Cam grinned down at her, wearing the expression she’d seen him only give her aunt. A fusion of tenderness, reverence, and respect. She recognized that look because even growing up with Aunt Kris and seeing her just about every day of her life, she had felt the same.
Jo rested her hands against Cam’s chest, the thud of his heart pounding into her palms. Second by second, Jo became aware of Cam’s hand molding her back. Of the other hand gripping her hip. Of her softness melting into the hard lines of his body. He dipped his head, nose brushing behind her ear.
“I’m sweaty.” Her words floated out on a husky breath.
“You smell good.” His breath misted her neck and he ran one hand up and down her back in long, slow strokes. Coming closer and closer to her butt every time. She wanted to grab his hand and slide it inside the tiny running shorts that barely contained the generous curves of her backside.
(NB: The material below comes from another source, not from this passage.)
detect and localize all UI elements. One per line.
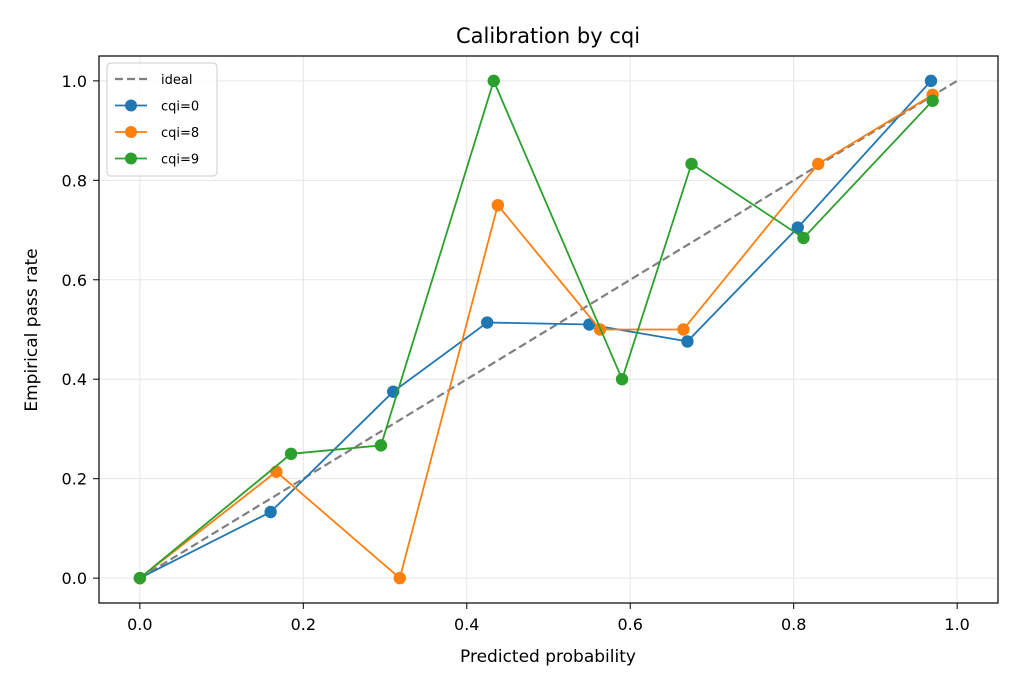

She wanted to hop onto the counter, drag him between her legs, jerk his zipper open, hold him in her hands, stroke him, and then…
“Am I interrupting?”
Etinette’s voice splashed and squelched the heated moment like a bucket of icy water. Cam stepped back quickly, cursing at the unattended omelet that had started sticking to the pan.
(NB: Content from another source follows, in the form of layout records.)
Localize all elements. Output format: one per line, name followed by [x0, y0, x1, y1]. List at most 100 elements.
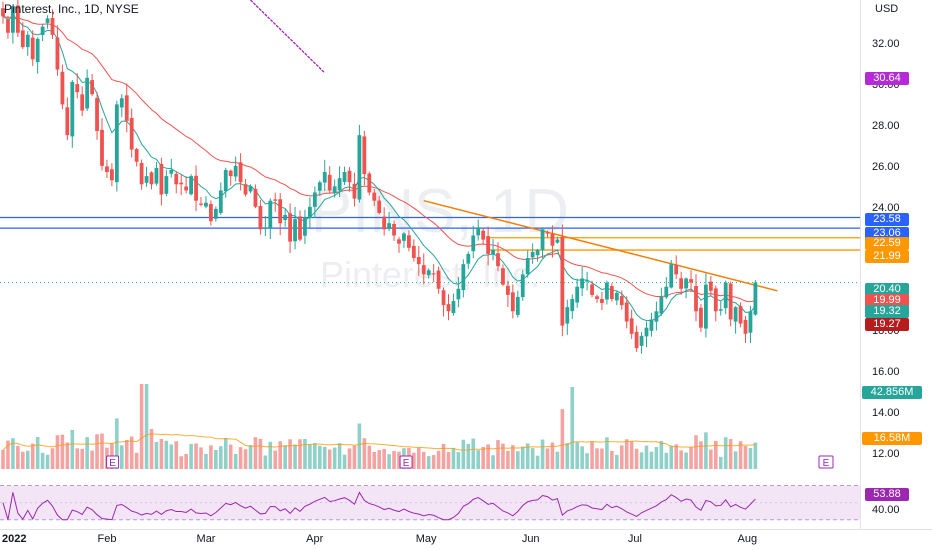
- volume-bar: [520, 446, 525, 469]
- time-tick-label: Jun: [521, 533, 540, 545]
- volume-bar: [669, 445, 674, 469]
- candle-body: [179, 182, 184, 185]
- candle-body: [733, 307, 738, 322]
- volume-bar: [397, 451, 401, 469]
- price-tag: 42.856M: [862, 386, 922, 399]
- candle-body: [283, 215, 288, 221]
- candle-body: [679, 278, 684, 289]
- volume-bar: [298, 439, 302, 469]
- volume-bar: [25, 450, 30, 469]
- candle-body: [20, 30, 25, 48]
- volume-bar: [516, 451, 520, 469]
- volume-bar: [120, 445, 124, 469]
- candle-body: [397, 239, 401, 244]
- volume-bar: [704, 432, 708, 469]
- candle-body: [629, 318, 634, 334]
- candle-body: [199, 203, 203, 205]
- volume-bar: [570, 387, 575, 469]
- chart-title: Pinterest, Inc., 1D, NYSE: [4, 2, 139, 16]
- volume-bar: [308, 443, 312, 469]
- ma-slow-line: [2, 15, 756, 303]
- candle-body: [134, 149, 139, 162]
- candle-body: [545, 232, 550, 234]
- candle-body: [105, 166, 109, 173]
- volume-bar: [714, 440, 718, 469]
- volume-bar: [248, 445, 253, 469]
- candle-body: [50, 18, 55, 35]
- candle-body: [30, 37, 35, 60]
- price-tag: 23.06: [865, 227, 909, 240]
- volume-bar: [189, 443, 193, 469]
- candle-body: [560, 236, 565, 326]
- volume-bar: [288, 439, 292, 469]
- candle-body: [362, 136, 367, 175]
- candle-body: [263, 227, 268, 230]
- candle-body: [748, 311, 753, 333]
- volume-bar: [204, 453, 208, 469]
- volume-bar: [35, 437, 40, 469]
- candle-body: [723, 282, 728, 309]
- candle-body: [233, 165, 238, 177]
- earnings-marker: [399, 455, 413, 469]
- candle-body: [595, 296, 599, 299]
- volume-ma-line: [2, 433, 756, 451]
- candle-body: [411, 245, 416, 259]
- volume-bar: [728, 439, 733, 469]
- candle-body: [228, 170, 233, 177]
- candle-body: [327, 174, 332, 191]
- candle-body: [223, 169, 228, 192]
- volume-bar: [679, 450, 683, 469]
- time-tick-label: Aug: [737, 533, 758, 545]
- volume-bar: [100, 433, 104, 469]
- candle-body: [159, 163, 164, 195]
- price-tick-label: 14.00: [872, 406, 900, 419]
- candle-body: [654, 311, 659, 322]
- volume-bar: [723, 437, 728, 469]
- price-tag: 53.88: [865, 488, 909, 501]
- volume-bar: [372, 451, 377, 469]
- candle-body: [144, 176, 149, 183]
- volume-bar: [387, 454, 391, 469]
- volume-bar: [674, 444, 678, 469]
- candle-body: [322, 172, 327, 183]
- price-tick-label: 26.00: [872, 160, 900, 173]
- candle-body: [446, 304, 451, 312]
- time-tick-label: May: [415, 533, 437, 545]
- volume-bar: [95, 434, 99, 469]
- candle-body: [753, 282, 758, 315]
- time-tick-label: Apr: [306, 533, 324, 545]
- candle-body: [377, 200, 382, 213]
- candle-body: [149, 172, 154, 185]
- candle-body: [436, 270, 441, 289]
- volume-bar: [228, 444, 233, 469]
- candle-body: [704, 284, 708, 329]
- candle-body: [357, 135, 362, 200]
- candle-body: [639, 335, 644, 346]
- volume-bar: [214, 450, 218, 469]
- candle-body: [288, 213, 292, 242]
- candle-body: [342, 172, 347, 182]
- volume-bar: [431, 455, 436, 469]
- candle-body: [431, 273, 436, 275]
- candle-body: [95, 97, 99, 132]
- price-tick-label: 28.00: [872, 119, 900, 132]
- volume-bar: [164, 440, 169, 469]
- volume-bar: [610, 450, 614, 469]
- candle-body: [194, 175, 198, 201]
- volume-bar: [124, 440, 129, 469]
- candle-body: [416, 256, 421, 265]
- volume-bar: [575, 442, 579, 469]
- volume-bar: [555, 451, 560, 469]
- volume-bar: [219, 446, 223, 469]
- price-tick-label: 32.00: [872, 38, 900, 51]
- candle-body: [664, 286, 669, 298]
- candle-body: [65, 107, 70, 136]
- candle-body: [525, 258, 530, 275]
- price-tag: 23.58: [865, 213, 909, 226]
- volume-bar: [605, 437, 609, 469]
- volume-bar: [273, 450, 278, 469]
- candle-body: [476, 227, 481, 236]
- candle-body: [90, 80, 94, 95]
- candle-body: [238, 162, 243, 183]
“No, not at all.” He pulled the pan off the flame, his voice as flat as a two-by-four. “We were just celebrating a great idea.”
Etinette walked into the kitchen, coming up behind Cam and looping her slim arms around his waist.
“What is the idea?” She laid her pink hair against his back. “Smells good. Enough for me?”
“Of course.” Cam plated two slices of French toast and turned in Etinette’s arms. “You love my French toast. Here.”
“Ironic thatyoucan cook French toast and I cannot.” Etinette tipped up to her toes and laid a lingering kiss on Cam’s lips. He pressed back, brushing a hand across her vibrant hair.
Jo’s body, so hot moments before, froze over like a pond in deep winter. All her emotions—hurt and hope, fear and disappointment—lay trapped beneath a thick layer of ice. Drowning.
She stood up and scraped most of her uneaten food into the garbage disposal. She loaded her plate and coffee mug into the small dishwasher without looking at the couple whispering to each other in French.
Cam’s hand lay at the base of Etinette’s spine, in almost the exact position he’d held Jo moments before. Jo swallowed around the emotion burning a hole in her throat. He had just transported her back to another time. She was fifteen years old. It had taken all of her courage, but she had asked Cam to the Sadie Hawkins dance. He’d turned her down, saying he was busy that night, but she had known it was a lie.
He has told you in every way imaginable this isn’t going to happen. Where’s your pride?
“I’m gonna go, guys.”
Cam glanced over Etinette’s shoulder, his handsome face an indifferent plane showing no emotion except polite interest.
“Should I call you a cab?”
“Cam, my driver could take her.” Etinette turned bright blue eyes Jo’s way. “I have a driver.”